Goutali told Sputnik in February that the number of Russian tourists who visited Tunisia in 2015 fell nearly fivefold comparing with the previous year data after a number of terrorist attacks in the North African country. He also stressed that Tunisia could benefit from tourism ties with Russia in view of the travel restrictions that Russia imposed on Egypt and Turkey.
The Tunisian island of Djerba and the coastal town of Zarzis, popular tourist destinations located near the Libyan border, are protected from the potential terrorist threat as well as other resorts throughout the country, Ali Goutali said.
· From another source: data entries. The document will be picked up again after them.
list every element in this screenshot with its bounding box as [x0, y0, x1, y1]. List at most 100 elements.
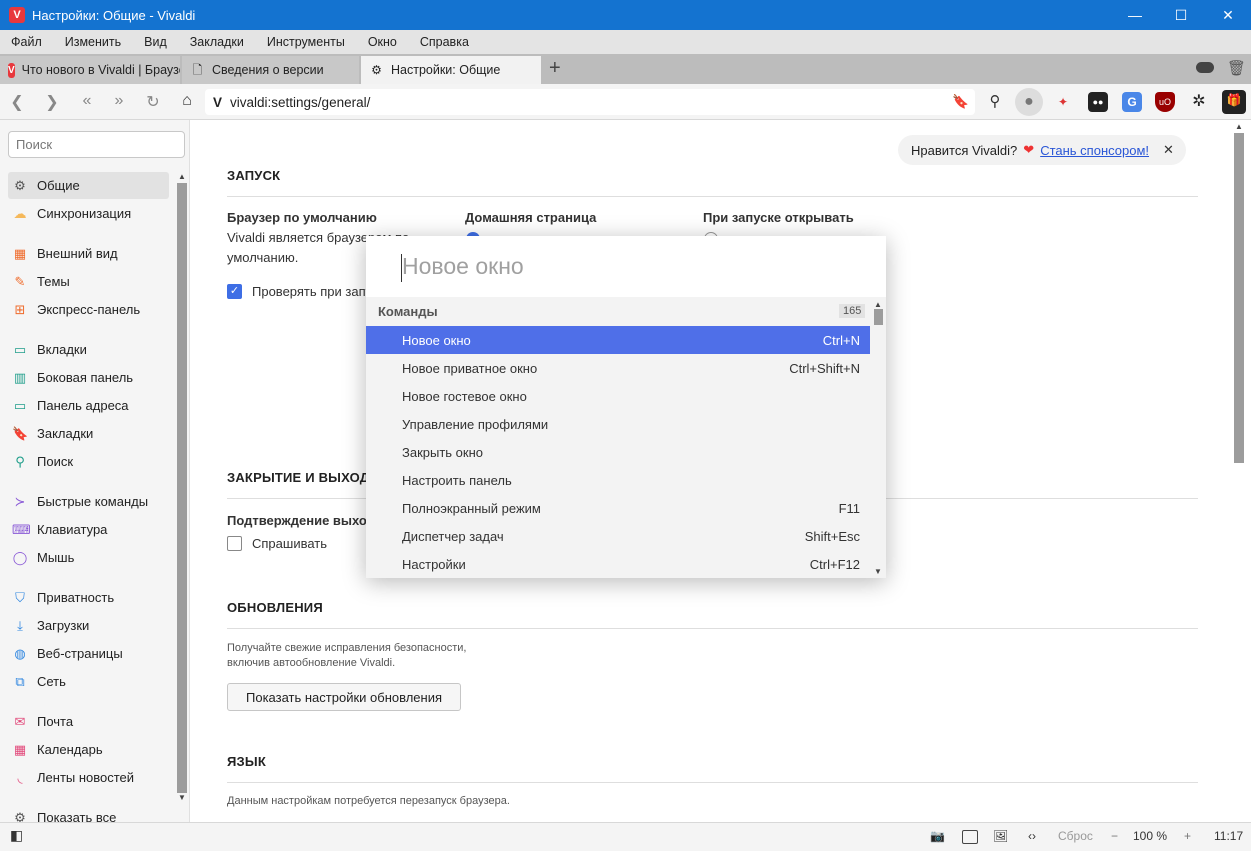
sidebar-item-shield[interactable]: ⛉ Приватность: [8, 584, 169, 611]
extension-tab-icon[interactable]: ●●: [1088, 92, 1108, 112]
ublock-icon[interactable]: uO: [1155, 92, 1175, 112]
menu-window[interactable]: Окно: [368, 35, 397, 49]
network-icon: ⧉: [15, 673, 25, 689]
images-icon[interactable]: 🖼: [993, 829, 1008, 843]
page-actions-icon[interactable]: ‹›: [1028, 829, 1036, 843]
command-item[interactable]: Управление профилями: [366, 410, 870, 438]
settings-search-input[interactable]: [8, 131, 185, 158]
text-caret: [401, 254, 402, 282]
sponsor-banner: Нравится Vivaldi? ❤ Стань спонсором! ✕: [898, 135, 1186, 165]
ask-on-exit-label: Спрашивать: [252, 536, 328, 551]
sidebar-item-label: Почта: [37, 714, 74, 729]
maximize-button[interactable]: ☐: [1158, 0, 1204, 30]
popup-scrollbar[interactable]: ▲ ▼: [872, 300, 884, 578]
sidebar-scrollbar[interactable]: ▲ ▼: [177, 172, 187, 812]
zoom-in-button[interactable]: +: [1184, 829, 1191, 843]
sidebar-item-tabs[interactable]: ▭ Вкладки: [8, 336, 169, 363]
sidebar-item-general[interactable]: ⚙ Общие: [8, 172, 169, 199]
url-field[interactable]: V vivaldi:settings/general/ 🔖: [205, 89, 975, 115]
sidebar-item-search[interactable]: ⚲ Поиск: [8, 448, 169, 475]
toggle-panel-icon[interactable]: ◧: [10, 827, 23, 844]
menu-edit[interactable]: Изменить: [65, 35, 121, 49]
command-item[interactable]: Закрыть окно: [366, 438, 870, 466]
show-update-settings-button[interactable]: Показать настройки обновления: [227, 683, 462, 711]
sidebar-item-keyboard[interactable]: ⌨ Клавиатура: [8, 516, 169, 543]
menu-help[interactable]: Справка: [420, 35, 469, 49]
sidebar-item-mouse[interactable]: ◯ Мышь: [8, 544, 169, 571]
extensions-icon[interactable]: ✲: [1189, 92, 1209, 112]
clock: 11:17: [1214, 829, 1244, 843]
close-button[interactable]: ✕: [1205, 0, 1251, 30]
sponsor-link[interactable]: Стань спонсором!: [1040, 143, 1149, 158]
fast-forward-button[interactable]: »: [108, 92, 130, 110]
sidebar-item-address-bar[interactable]: ▭ Панель адреса: [8, 392, 169, 419]
window-title: Настройки: Общие - Vivaldi: [32, 7, 196, 23]
menu-view[interactable]: Вид: [144, 35, 167, 49]
menu-bar: Файл Изменить Вид Закладки Инструменты О…: [0, 30, 1251, 54]
zoom-out-button[interactable]: −: [1111, 829, 1118, 843]
home-button[interactable]: ⌂: [176, 92, 198, 110]
command-item[interactable]: Настройки Ctrl+F12: [366, 550, 870, 578]
search-icon[interactable]: ⚲: [985, 92, 1005, 112]
screenshot-icon[interactable]: 📷: [930, 829, 945, 843]
sidebar-item-label: Поиск: [37, 454, 74, 469]
trash-icon[interactable]: 🗑: [1227, 59, 1246, 77]
sidebar-item-quick-commands[interactable]: ≻ Быстрые команды: [8, 488, 169, 515]
command-label: Закрыть окно: [402, 444, 484, 460]
command-item[interactable]: Настроить панель: [366, 466, 870, 494]
command-item[interactable]: Полноэкранный режим F11: [366, 494, 870, 522]
gift-icon[interactable]: 🎁: [1222, 90, 1246, 114]
check-default-checkbox[interactable]: ✓: [227, 284, 242, 299]
profile-avatar[interactable]: ●: [1015, 88, 1043, 116]
command-item[interactable]: Новое гостевое окно: [366, 382, 870, 410]
tab-whats-new[interactable]: V Что нового в Vivaldi | Браузер: [0, 56, 180, 84]
menu-bookmarks[interactable]: Закладки: [190, 35, 244, 49]
command-item[interactable]: Новое приватное окно Ctrl+Shift+N: [366, 354, 870, 382]
sidebar-item-mail[interactable]: ✉ Почта: [8, 708, 169, 735]
menu-tools[interactable]: Инструменты: [267, 35, 345, 49]
sidebar-item-label: Общие: [37, 178, 80, 193]
zoom-reset-button[interactable]: Сброс: [1058, 829, 1093, 843]
sidebar-item-cloud[interactable]: ☁ Синхронизация: [8, 200, 169, 227]
sidebar-item-label: Панель адреса: [37, 398, 129, 413]
tab-settings[interactable]: ⚙ Настройки: Общие: [361, 56, 541, 84]
new-tab-button[interactable]: +: [549, 57, 561, 80]
cloud-sync-icon[interactable]: [1196, 62, 1214, 73]
sidebar-item-bookmark[interactable]: 🔖 Закладки: [8, 420, 169, 447]
sidebar-item-speed-dial[interactable]: ⊞ Экспресс-панель: [8, 296, 169, 323]
command-item[interactable]: Диспетчер задач Shift+Esc: [366, 522, 870, 550]
quick-commands-input[interactable]: [366, 236, 886, 297]
back-button[interactable]: ❮: [6, 92, 28, 112]
keyboard-icon: ⌨: [12, 521, 31, 537]
rewind-button[interactable]: «: [76, 92, 98, 110]
extension-stars-icon[interactable]: ✦: [1053, 92, 1073, 112]
sidebar-item-feed[interactable]: ◟ Ленты новостей: [8, 764, 169, 791]
menu-file[interactable]: Файл: [11, 35, 42, 49]
translate-extension-icon[interactable]: G: [1122, 92, 1142, 112]
sidebar-item-download[interactable]: ⤓ Загрузки: [8, 612, 169, 639]
command-item[interactable]: Новое окно Ctrl+N: [366, 326, 870, 354]
sidebar-item-globe[interactable]: ◍ Веб-страницы: [8, 640, 169, 667]
shield-icon: ⛉: [15, 589, 25, 605]
tab-about[interactable]: 🗋 Сведения о версии: [182, 56, 359, 84]
sidebar-item-brush[interactable]: ✎ Темы: [8, 268, 169, 295]
forward-button[interactable]: ❯: [41, 92, 63, 112]
minimize-button[interactable]: —: [1112, 0, 1158, 30]
sidebar-item-appearance[interactable]: ▦ Внешний вид: [8, 240, 169, 267]
divider: [227, 782, 1198, 783]
content-scrollbar[interactable]: ▲: [1233, 120, 1245, 822]
bookmark-page-icon[interactable]: 🔖: [952, 94, 969, 110]
close-banner-button[interactable]: ✕: [1163, 142, 1174, 158]
sidebar-item-label: Внешний вид: [37, 246, 118, 261]
sidebar-item-calendar[interactable]: ▦ Календарь: [8, 736, 169, 763]
ask-on-exit-checkbox[interactable]: [227, 536, 242, 551]
tile-icon[interactable]: [962, 830, 978, 844]
on-start-label: При запуске открывать: [703, 210, 854, 225]
updates-text-2: включив автообновление Vivaldi.: [227, 657, 396, 669]
commands-section-header: Команды: [378, 304, 438, 319]
section-updates-title: ОБНОВЛЕНИЯ: [227, 600, 323, 615]
sidebar-item-panel[interactable]: ▥ Боковая панель: [8, 364, 169, 391]
sidebar-item-label: Сеть: [37, 674, 66, 689]
reload-button[interactable]: ↻: [142, 92, 164, 112]
sidebar-item-network[interactable]: ⧉ Сеть: [8, 668, 169, 695]
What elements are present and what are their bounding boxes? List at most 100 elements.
"Tourist security and safety remains our utmost priority. In collaboration with some western countries, Tunisia has recently undertaken very strict measures matching the European standards to secure airports, tourist resorts, hotels and entertainment areas, including on the Djerba island and in the city of Zarzis,” Ali Goutali said stressing that “Tunisia has secured its border with Libya after the last year terror acts.”
According to Goutali, Tunisia plans to resume direct flight to Moscow at the end of June to facilitate the increased tourist flow from Russia.
Russia imposed a ban on flights to and from Egypt after a Russian-operated Airbus A321 crashed on October 31 en route from the Egyptian resort of Sharm el-Sheikh to St. Petersburg as a result of an explosion on board, killing all 224 passengers. Daesh, outlawed in Russia, claimed responsibility for the attack.
In March 2015, a group of gunmen dressed in military uniforms opened fire on tourists at the Tunisian National Bardo Museum near the parliament building in Tunis, killing 22. In June, a lone gunman concealed an assault rifle in an umbrella and fired at tourists on a beach in Sousse, Tunisia, killing 38. Daesh jihadist group claimed responsibility for both attacks.